KBNA is the ICAO code for Nashville International Airport (IATA BNA), located in Nashville, TN.
Nashville International Airport (KBNA) sits 8 miles southeast of downtown Nashville. Commercial service is significant (Southwest, Delta, American are the dominant carriers) and the field handles a meaningful flow of business aviation, particularly driven by the Nashville music and entertainment industry, the corporate growth around Music City (Amazon, Oracle, healthcare HQs), and the year-round leisure flow into the city's vibrant downtown.
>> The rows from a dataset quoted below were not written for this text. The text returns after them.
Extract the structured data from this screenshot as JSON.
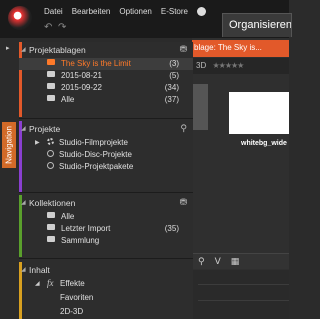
{
  "menu": {
    "items": [
      "Datei",
      "Bearbeiten",
      "Optionen",
      "E-Store"
    ],
    "help_glyph": "?",
    "undo_glyph": "↶",
    "redo_glyph": "↷",
    "organize_tab": "Organisieren"
  },
  "workspace": {
    "orange_tab": "blage: The Sky is...",
    "tool_row": "3D",
    "stars": "★★★★★",
    "thumb_caption": "whitebg_wide"
  },
  "navigation": {
    "side_label": "Navigation",
    "sections": [
      {
        "title": "Projektablagen",
        "items": [
          {
            "label": "The Sky is the Limit",
            "count": "(3)"
          },
          {
            "label": "2015-08-21",
            "count": "(5)"
          },
          {
            "label": "2015-09-22",
            "count": "(34)"
          },
          {
            "label": "Alle",
            "count": "(37)"
          }
        ]
      },
      {
        "title": "Projekte",
        "items": [
          {
            "label": "Studio-Filmprojekte"
          },
          {
            "label": "Studio-Disc-Projekte"
          },
          {
            "label": "Studio-Projektpakete"
          }
        ]
      },
      {
        "title": "Kollektionen",
        "items": [
          {
            "label": "Alle",
            "count": ""
          },
          {
            "label": "Letzter Import",
            "count": "(35)"
          },
          {
            "label": "Sammlung",
            "count": ""
          }
        ]
      },
      {
        "title": "Inhalt",
        "items": [
          {
            "label": "Effekte"
          },
          {
            "label": "Favoriten"
          },
          {
            "label": "2D-3D"
          }
        ]
      }
    ]
  },
  "colors": {
    "projektablagen": "#e2592a",
    "projekte": "#8a3fd0",
    "kollektionen": "#5aa02c",
    "inhalt": "#d8a020"
  }
}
The four runways at KBNA (2L/20R 11,030 ft, 2R/20L 8,000 ft, 13/31 6,800 ft, 2C/20C 8,000 ft) handle every current business jet without restriction. Two FBOs (Atlantic Aviation and Signature) handle business movements with substantial hangar capacity. Slot pressure is meaningful during major Nashville event windows — CMA Awards (November), CMA Fest (June), NFL season (Titans home games), the Music City Bowl (December), and major bachelorette weekends. Field elevation is 599 feet, no density-altitude concerns. The dominant operational considerations are summer Southeast thunderstorms and the year-round Tennessee severe-weather pattern (occasional tornados in spring). Ground time to downtown Nashville is 15–20 minutes; Brentwood and Franklin (south of the city) are 25–35.
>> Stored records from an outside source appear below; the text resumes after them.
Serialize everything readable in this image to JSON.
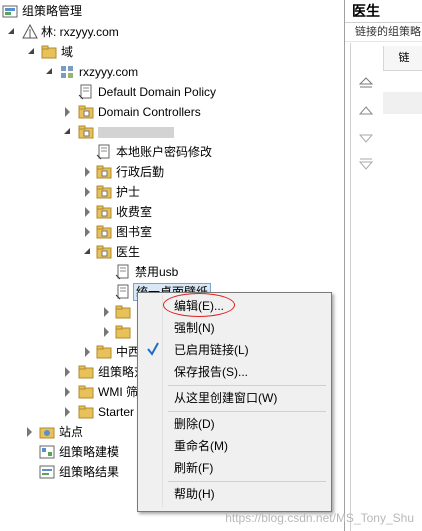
{
  "tree": {
    "root_label": "组策略管理",
    "forest_label": "林: rxzyyy.com",
    "domains_label": "域",
    "domain_label": "rxzyyy.com",
    "default_policy_label": "Default Domain Policy",
    "domain_controllers_label": "Domain Controllers",
    "blurred_ou_label": "",
    "local_password_label": "本地账户密码修改",
    "ou_admin_label": "行政后勤",
    "ou_nurse_label": "护士",
    "ou_fee_label": "收费室",
    "ou_library_label": "图书室",
    "ou_doctor_label": "医生",
    "gpo_usb_label": "禁用usb",
    "gpo_selected_label": "统一桌面壁纸",
    "ou_west_label": "中西",
    "gpo_objects_label": "组策略对",
    "wmi_label": "WMI 筛",
    "starter_label": "Starter",
    "sites_label": "站点",
    "modeling_label": "组策略建模",
    "results_label": "组策略结果"
  },
  "right": {
    "title": "医生",
    "subtitle": "链接的组策略",
    "col_header": "链"
  },
  "context_menu": {
    "edit": "编辑(E)...",
    "enforce": "强制(N)",
    "link_enabled": "已启用链接(L)",
    "save_report": "保存报告(S)...",
    "new_window": "从这里创建窗口(W)",
    "delete": "删除(D)",
    "rename": "重命名(M)",
    "refresh": "刷新(F)",
    "help": "帮助(H)"
  },
  "watermark": "https://blog.csdn.net/MS_Tony_Shu",
  "colors": {
    "folder": "#e8c15a",
    "selection": "#d9e8f7",
    "check": "#1e6ec8",
    "highlight_ellipse": "#e02020"
  }
}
Nashville International Airport is a public/military airport in the southeastern section of Nashville, Tennessee, United States. Established in 1937, its original name was Berry Field, from which its ICAO and IATA identifiers are derived. The current terminal was built in 1987, and the airport took its current name in 1988. Nashville International Airport has four runways and covers 4,555 acres (1,843 ha) of land. It is the busiest airport in Tennessee, with more boardings and arrivals than all other airports in the state combined.